Chronique

SighFire

Peter Corser (ts, cl, voc), Johan Dalgaard (kb), Hasse Poulsen (g, elb, voc) + Abdullah Miniawy (voc), André Minvielle (voc), Mounir Troudi (voc), Claudia Poulsen (voc), Sanseverino (voc).

Label / Distribution : Das Kapital Records

Ce qui est bien avec Hasse Poulsen, c’est qu’on ne sait jamais à l’avance où il a décidé de nous embarquer. La plupart du temps, c’est ailleurs et en effet, il y est. Celui qu’on a connu perturbateur chez Louis Sclavis du temps de Napoli’s Walls, membre du trio Das Kapital, est aussi un songwriter accompli comme il a pu le démontrer avec The Man They Call Ass. On l’a aussi retrouvé porteur de la poésie de Langston Hughes (The Langston Project), baroudeur en duo avec le batteur Fabien Duscombs (Free Folks), chanteur de rues aux côtés d’Hélène Labarrière (Busking), boxeur de sons avec Tom Rainey (Open Fist)… Bref, on ne risque pas l’ennui avec le guitariste danois.

Cette fois, et nous reprenons là une définition que Hasse Poulsen a bien voulu nous donner lui-même, il fourbit « un beau mélange de fusion fusionnel » avec SighFire, un trio créé en 2015 qui le voit entouré de son compatriote Johan Dalgaard aux claviers et de l’Anglais Peter Corser au saxophone et à la clarinette. Définir leur musique s’avère un exercice compliqué, parce que celle-ci brasse tant d’influences (jazz, pop, rock progressif, hip hop, chanson, world) et se pare de tant de formes qu’on en finirait par réciter un dictionnaire amoureux. Le trio puise aussi bien son inspiration dans la liberté et un minimalisme électrique aux motifs sériels (« Stop The Clock », « Greenwash ») que dans un folk song planant qui voit le guitariste endosser le costume de chanteur qu’on lui connaît depuis quelque temps (« Simple As This »), une musique de film imaginaire aux couleurs brumeuses (« Inner Future ») ou un slam désabusé à vocation écologique (« La Danse des espèces disparues »). Les claviers de Dalgaard sont hypnotiques et aériens, le saxophone de Peter Corser sait aussi rappeler ses origines jazz (« Neverlectrics »).

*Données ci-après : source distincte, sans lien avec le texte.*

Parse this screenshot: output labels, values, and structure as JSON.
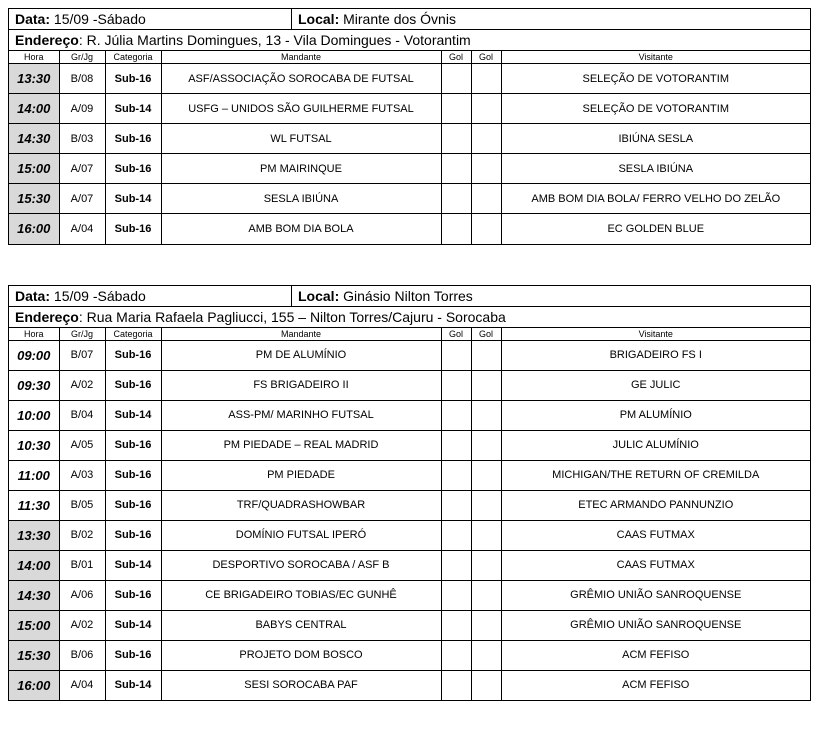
{
  "labels": {
    "data": "Data:",
    "local": "Local:",
    "endereco": "Endereço",
    "hora": "Hora",
    "grjg": "Gr/Jg",
    "categoria": "Categoria",
    "mandante": "Mandante",
    "gol": "Gol",
    "visitante": "Visitante"
  },
  "colors": {
    "shade": "#d9d9d9",
    "border": "#000000",
    "bg": "#ffffff"
  },
  "blocks": [
    {
      "data": "15/09 -Sábado",
      "local": "Mirante dos Óvnis",
      "endereco": "R. Júlia Martins Domingues, 13 - Vila Domingues - Votorantim",
      "rows": [
        {
          "hora": "13:30",
          "grjg": "B/08",
          "cat": "Sub-16",
          "mand": "ASF/ASSOCIAÇÃO SOROCABA DE FUTSAL",
          "g1": "",
          "g2": "",
          "vis": "SELEÇÃO DE VOTORANTIM",
          "shade": true
        },
        {
          "hora": "14:00",
          "grjg": "A/09",
          "cat": "Sub-14",
          "mand": "USFG – UNIDOS SÃO GUILHERME FUTSAL",
          "g1": "",
          "g2": "",
          "vis": "SELEÇÃO DE VOTORANTIM",
          "shade": true
        },
        {
          "hora": "14:30",
          "grjg": "B/03",
          "cat": "Sub-16",
          "mand": "WL FUTSAL",
          "g1": "",
          "g2": "",
          "vis": "IBIÚNA SESLA",
          "shade": true
        },
        {
          "hora": "15:00",
          "grjg": "A/07",
          "cat": "Sub-16",
          "mand": "PM MAIRINQUE",
          "g1": "",
          "g2": "",
          "vis": "SESLA IBIÚNA",
          "shade": true
        },
        {
          "hora": "15:30",
          "grjg": "A/07",
          "cat": "Sub-14",
          "mand": "SESLA IBIÚNA",
          "g1": "",
          "g2": "",
          "vis": "AMB BOM DIA BOLA/ FERRO VELHO DO ZELÃO",
          "shade": true
        },
        {
          "hora": "16:00",
          "grjg": "A/04",
          "cat": "Sub-16",
          "mand": "AMB BOM DIA BOLA",
          "g1": "",
          "g2": "",
          "vis": "EC GOLDEN BLUE",
          "shade": true
        }
      ]
    },
    {
      "data": "15/09 -Sábado",
      "local": "Ginásio Nilton Torres",
      "endereco": "Rua Maria Rafaela Pagliucci, 155 – Nilton Torres/Cajuru - Sorocaba",
      "rows": [
        {
          "hora": "09:00",
          "grjg": "B/07",
          "cat": "Sub-16",
          "mand": "PM DE ALUMÍNIO",
          "g1": "",
          "g2": "",
          "vis": "BRIGADEIRO FS I",
          "shade": false
        },
        {
          "hora": "09:30",
          "grjg": "A/02",
          "cat": "Sub-16",
          "mand": "FS  BRIGADEIRO II",
          "g1": "",
          "g2": "",
          "vis": "GE JULIC",
          "shade": false
        },
        {
          "hora": "10:00",
          "grjg": "B/04",
          "cat": "Sub-14",
          "mand": "ASS-PM/ MARINHO FUTSAL",
          "g1": "",
          "g2": "",
          "vis": "PM ALUMÍNIO",
          "shade": false
        },
        {
          "hora": "10:30",
          "grjg": "A/05",
          "cat": "Sub-16",
          "mand": "PM PIEDADE – REAL MADRID",
          "g1": "",
          "g2": "",
          "vis": "JULIC ALUMÍNIO",
          "shade": false
        },
        {
          "hora": "11:00",
          "grjg": "A/03",
          "cat": "Sub-16",
          "mand": "PM PIEDADE",
          "g1": "",
          "g2": "",
          "vis": "MICHIGAN/THE RETURN OF CREMILDA",
          "shade": false
        },
        {
          "hora": "11:30",
          "grjg": "B/05",
          "cat": "Sub-16",
          "mand": "TRF/QUADRASHOWBAR",
          "g1": "",
          "g2": "",
          "vis": "ETEC ARMANDO PANNUNZIO",
          "shade": false
        },
        {
          "hora": "13:30",
          "grjg": "B/02",
          "cat": "Sub-16",
          "mand": "DOMÍNIO FUTSAL IPERÓ",
          "g1": "",
          "g2": "",
          "vis": "CAAS FUTMAX",
          "shade": true
        },
        {
          "hora": "14:00",
          "grjg": "B/01",
          "cat": "Sub-14",
          "mand": "DESPORTIVO SOROCABA / ASF B",
          "g1": "",
          "g2": "",
          "vis": "CAAS FUTMAX",
          "shade": true
        },
        {
          "hora": "14:30",
          "grjg": "A/06",
          "cat": "Sub-16",
          "mand": "CE BRIGADEIRO TOBIAS/EC GUNHÊ",
          "g1": "",
          "g2": "",
          "vis": "GRÊMIO UNIÃO SANROQUENSE",
          "shade": true
        },
        {
          "hora": "15:00",
          "grjg": "A/02",
          "cat": "Sub-14",
          "mand": "BABYS CENTRAL",
          "g1": "",
          "g2": "",
          "vis": "GRÊMIO UNIÃO SANROQUENSE",
          "shade": true
        },
        {
          "hora": "15:30",
          "grjg": "B/06",
          "cat": "Sub-16",
          "mand": "PROJETO DOM BOSCO",
          "g1": "",
          "g2": "",
          "vis": "ACM FEFISO",
          "shade": true
        },
        {
          "hora": "16:00",
          "grjg": "A/04",
          "cat": "Sub-14",
          "mand": "SESI SOROCABA PAF",
          "g1": "",
          "g2": "",
          "vis": "ACM FEFISO",
          "shade": true
        }
      ]
    }
  ]
}
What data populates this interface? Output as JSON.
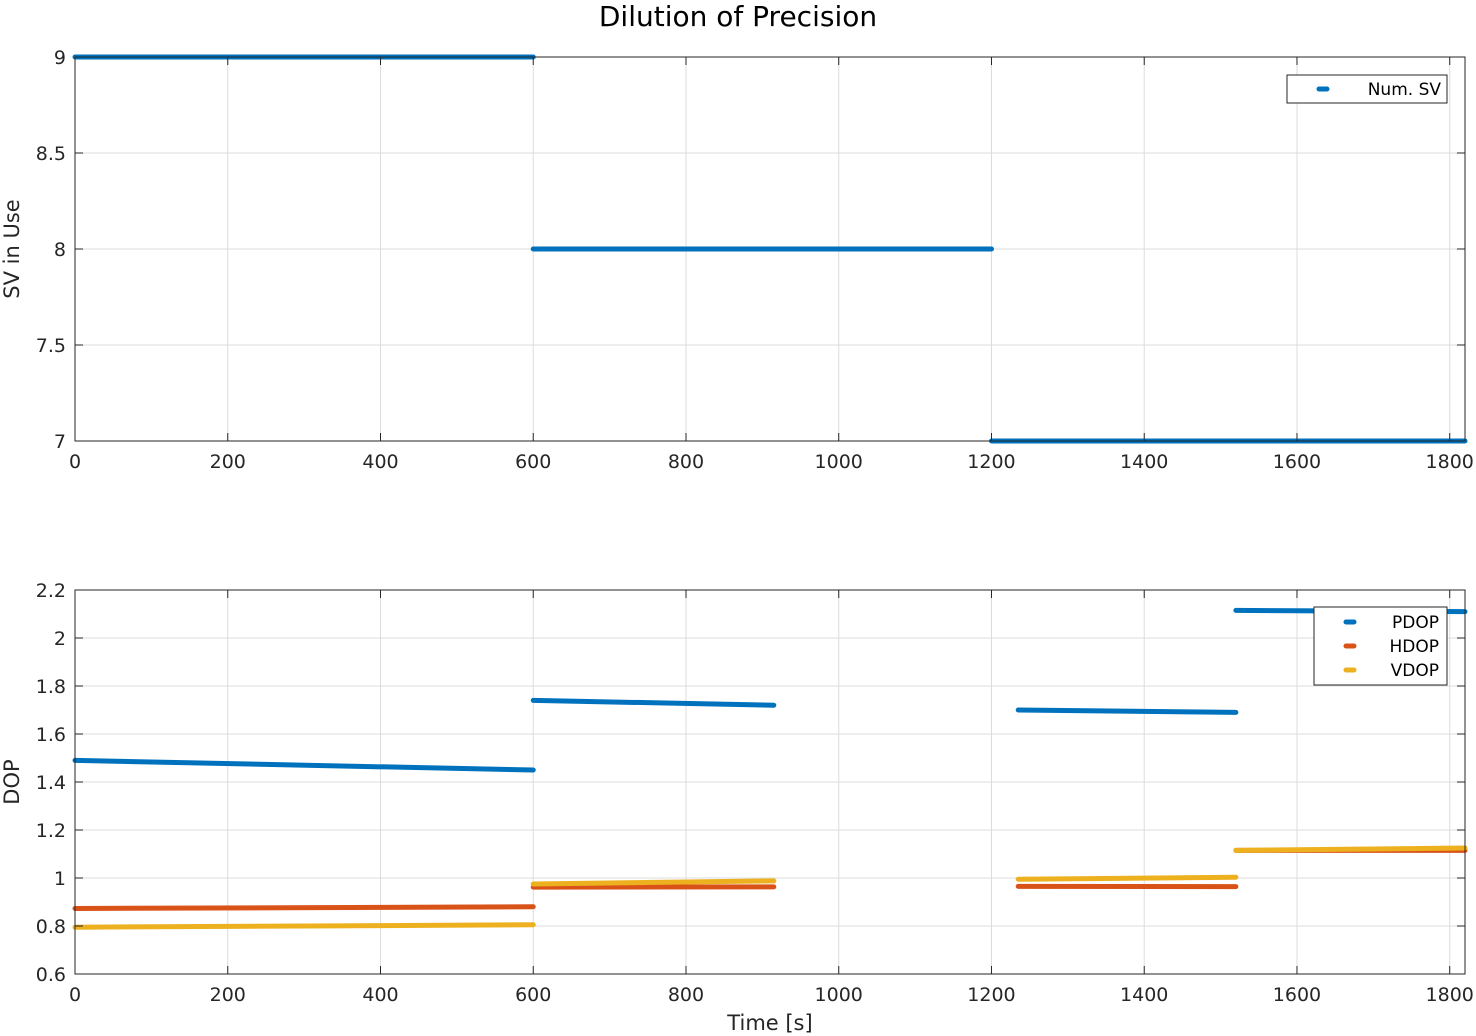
{
  "figure": {
    "title": "Dilution of Precision"
  },
  "chart_data": [
    {
      "type": "scatter",
      "ylabel": "SV in Use",
      "xlabel": "",
      "xlim": [
        0,
        1820
      ],
      "ylim": [
        7,
        9
      ],
      "x_ticks": [
        0,
        200,
        400,
        600,
        800,
        1000,
        1200,
        1400,
        1600,
        1800
      ],
      "y_ticks": [
        7,
        7.5,
        8,
        8.5,
        9
      ],
      "y_tick_labels": [
        "7",
        "7.5",
        "8",
        "8.5",
        "9"
      ],
      "grid": true,
      "legend_position": "top-right",
      "series": [
        {
          "name": "Num. SV",
          "color": "#0072BD",
          "segments": [
            {
              "x": [
                0,
                600
              ],
              "y": [
                9,
                9
              ]
            },
            {
              "x": [
                600,
                1200
              ],
              "y": [
                8,
                8
              ]
            },
            {
              "x": [
                1200,
                1820
              ],
              "y": [
                7,
                7
              ]
            }
          ]
        }
      ]
    },
    {
      "type": "scatter",
      "ylabel": "DOP",
      "xlabel": "Time [s]",
      "xlim": [
        0,
        1820
      ],
      "ylim": [
        0.6,
        2.2
      ],
      "x_ticks": [
        0,
        200,
        400,
        600,
        800,
        1000,
        1200,
        1400,
        1600,
        1800
      ],
      "y_ticks": [
        0.6,
        0.8,
        1,
        1.2,
        1.4,
        1.6,
        1.8,
        2,
        2.2
      ],
      "y_tick_labels": [
        "0.6",
        "0.8",
        "1",
        "1.2",
        "1.4",
        "1.6",
        "1.8",
        "2",
        "2.2"
      ],
      "grid": true,
      "legend_position": "top-right",
      "series": [
        {
          "name": "PDOP",
          "color": "#0072BD",
          "segments": [
            {
              "x": [
                0,
                600
              ],
              "y": [
                1.49,
                1.45
              ]
            },
            {
              "x": [
                600,
                915
              ],
              "y": [
                1.74,
                1.72
              ]
            },
            {
              "x": [
                1235,
                1520
              ],
              "y": [
                1.7,
                1.69
              ]
            },
            {
              "x": [
                1520,
                1820
              ],
              "y": [
                2.115,
                2.11
              ]
            }
          ]
        },
        {
          "name": "HDOP",
          "color": "#D95319",
          "segments": [
            {
              "x": [
                0,
                600
              ],
              "y": [
                0.873,
                0.88
              ]
            },
            {
              "x": [
                600,
                915
              ],
              "y": [
                0.962,
                0.963
              ]
            },
            {
              "x": [
                1235,
                1520
              ],
              "y": [
                0.965,
                0.964
              ]
            },
            {
              "x": [
                1520,
                1820
              ],
              "y": [
                1.115,
                1.115
              ]
            }
          ]
        },
        {
          "name": "VDOP",
          "color": "#EDB120",
          "segments": [
            {
              "x": [
                0,
                600
              ],
              "y": [
                0.795,
                0.805
              ]
            },
            {
              "x": [
                600,
                915
              ],
              "y": [
                0.975,
                0.988
              ]
            },
            {
              "x": [
                1235,
                1520
              ],
              "y": [
                0.995,
                1.003
              ]
            },
            {
              "x": [
                1520,
                1820
              ],
              "y": [
                1.115,
                1.125
              ]
            }
          ]
        }
      ]
    }
  ]
}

Surtout, la présence de voix vient étoffer la panoplie du groupe jusqu’à lui conférer une dimension encore plus internationale. L’hospitalité est d’ailleurs une habitude chez SighFire qui se produit régulièrement avec des invités. La chanson française pointe le bout de son nez avec Sanseverino et « La Ballade de Bébert Cellier », qu’on trouve à l’origine sur son disque Papillon. André Minvielle fait une brève apparition pour chanter une « Démocratie » aux accents poético-politiques. L’érotisme, aussi, se faufile avec la voix de Claudia Poulsen (« Be My Sextoy »). Surtout, les chants arabes du Tunisien Mounir Troudi et du poète slammeur égyptien Abdullah Miniawy ouvrent en grand la porte d’une world music de toute beauté (« Purple Feathers Al Selato Al Samadya » ou « Mounajat », par exemple).

Cette profusion (le disque dure plus de 70 minutes qui filent à la vitesse de l’éclair), cette diversité et ces énergies conjuguées sont à n’en pas douter la marque d’un grand moment de musique. SighFire n’a pas manqué son rendez-vous avec le disque. Ce dernier a fait l’objet d’un enregistrement long et attentif : le résultat est à la hauteur du travail entrepris.